My “short” wrap-up listen has lasted longer than it should have, but Leung and Kwong seem to realize that I’m in a groove with this system, and have left me alone. I’m still listening.
This combination of speaker and amplifier isn’t outrageously expensive. Leung, Focus Audio’s head designer, says that the speakers, when they go into production, will retail for somewhere around $7000/pair. So that’s around $19,000 for two speakers and the Liszt Sonata. Before you start getting all don’t-you-know-times-are-hard on me, I’m well aware that this is a serious chunk of change. But don’t forget that, as a reviewer, I regularly have a metric shit-ton of horrifically expensive gear cycling through my system. As such, 19 kay is, considering the sound quality I heard as I sat on my couch, an actual bargain.
Focus Audio makes speakers; the Liszt amps are their first forays into the complicated world of electronics. So it’s all the more startling, and an even larger disconnect, when I lower the tonearm, sit back, and start listening to the juiciest, most enveloping and engaging, most tonally rich music I’ve heard in memory. Is that enough of a rave for you?

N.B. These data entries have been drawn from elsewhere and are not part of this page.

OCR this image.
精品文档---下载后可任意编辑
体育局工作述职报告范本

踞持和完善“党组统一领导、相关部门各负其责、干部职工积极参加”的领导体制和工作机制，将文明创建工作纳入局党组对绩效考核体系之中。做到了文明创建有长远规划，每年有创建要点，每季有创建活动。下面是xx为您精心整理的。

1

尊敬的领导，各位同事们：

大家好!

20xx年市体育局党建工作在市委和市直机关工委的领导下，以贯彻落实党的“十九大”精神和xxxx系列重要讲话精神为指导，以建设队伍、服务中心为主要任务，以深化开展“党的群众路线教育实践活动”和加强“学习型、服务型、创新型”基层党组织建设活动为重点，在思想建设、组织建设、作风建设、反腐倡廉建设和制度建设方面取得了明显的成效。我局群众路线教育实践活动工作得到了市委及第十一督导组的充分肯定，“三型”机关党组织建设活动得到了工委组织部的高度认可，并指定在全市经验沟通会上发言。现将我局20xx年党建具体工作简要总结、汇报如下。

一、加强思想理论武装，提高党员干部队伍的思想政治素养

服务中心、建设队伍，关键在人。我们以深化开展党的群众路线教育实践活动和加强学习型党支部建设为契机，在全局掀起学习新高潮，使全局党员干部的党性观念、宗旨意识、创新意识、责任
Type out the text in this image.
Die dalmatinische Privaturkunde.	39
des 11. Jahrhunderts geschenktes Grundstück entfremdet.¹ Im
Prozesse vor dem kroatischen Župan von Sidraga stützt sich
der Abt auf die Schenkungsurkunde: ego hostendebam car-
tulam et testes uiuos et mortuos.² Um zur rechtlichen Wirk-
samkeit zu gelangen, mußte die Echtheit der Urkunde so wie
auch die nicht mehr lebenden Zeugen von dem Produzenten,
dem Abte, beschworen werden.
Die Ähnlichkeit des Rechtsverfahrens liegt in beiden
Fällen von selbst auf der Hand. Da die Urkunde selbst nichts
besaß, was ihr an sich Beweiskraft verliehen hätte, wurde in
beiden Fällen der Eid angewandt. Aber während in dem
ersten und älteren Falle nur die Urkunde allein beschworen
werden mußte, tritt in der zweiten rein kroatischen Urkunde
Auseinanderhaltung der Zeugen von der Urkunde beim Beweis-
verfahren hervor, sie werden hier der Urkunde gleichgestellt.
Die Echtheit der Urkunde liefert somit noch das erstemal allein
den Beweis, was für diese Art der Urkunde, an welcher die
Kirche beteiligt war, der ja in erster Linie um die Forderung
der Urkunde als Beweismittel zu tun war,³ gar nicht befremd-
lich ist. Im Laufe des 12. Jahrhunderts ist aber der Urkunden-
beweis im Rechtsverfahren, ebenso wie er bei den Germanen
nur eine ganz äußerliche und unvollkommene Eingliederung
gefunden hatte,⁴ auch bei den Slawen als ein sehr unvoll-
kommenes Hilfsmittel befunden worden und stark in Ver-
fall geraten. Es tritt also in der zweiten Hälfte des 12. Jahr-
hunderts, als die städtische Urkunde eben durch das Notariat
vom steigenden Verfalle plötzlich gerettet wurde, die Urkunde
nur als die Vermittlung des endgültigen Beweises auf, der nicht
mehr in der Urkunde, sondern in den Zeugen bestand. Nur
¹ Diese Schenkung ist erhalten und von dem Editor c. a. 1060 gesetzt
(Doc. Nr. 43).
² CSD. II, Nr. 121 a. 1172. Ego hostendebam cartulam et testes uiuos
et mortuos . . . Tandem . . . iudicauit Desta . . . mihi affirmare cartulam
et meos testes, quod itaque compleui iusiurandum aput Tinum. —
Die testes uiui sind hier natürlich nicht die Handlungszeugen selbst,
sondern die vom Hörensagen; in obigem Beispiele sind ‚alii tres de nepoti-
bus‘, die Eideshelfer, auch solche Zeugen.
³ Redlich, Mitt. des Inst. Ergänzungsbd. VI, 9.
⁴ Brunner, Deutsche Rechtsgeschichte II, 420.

As part of the review process, I’ve listened to the Focus amp with a number of different speakers. The sound was great with all but the most difficult-to-drive of them (to find out the details, you’ll need to read the review). The same went for driving the Focuses with other amps I had on hand -- they sounded wonderful -- but I discovered a serious synergy with the prototype speakers driven by Focus’s own amp.
Can I be presumptuous here? Can I ask you to go out of your way and search out the Focus Audio Liszt Sonata? Hopefully, the salon (sheesh!) that hosts your listening session will have a pair of Focus speakers on hand so that you can check out the synergy I experienced. If you get a chance to hear this system, let me know what you think. I’d love to hear from you.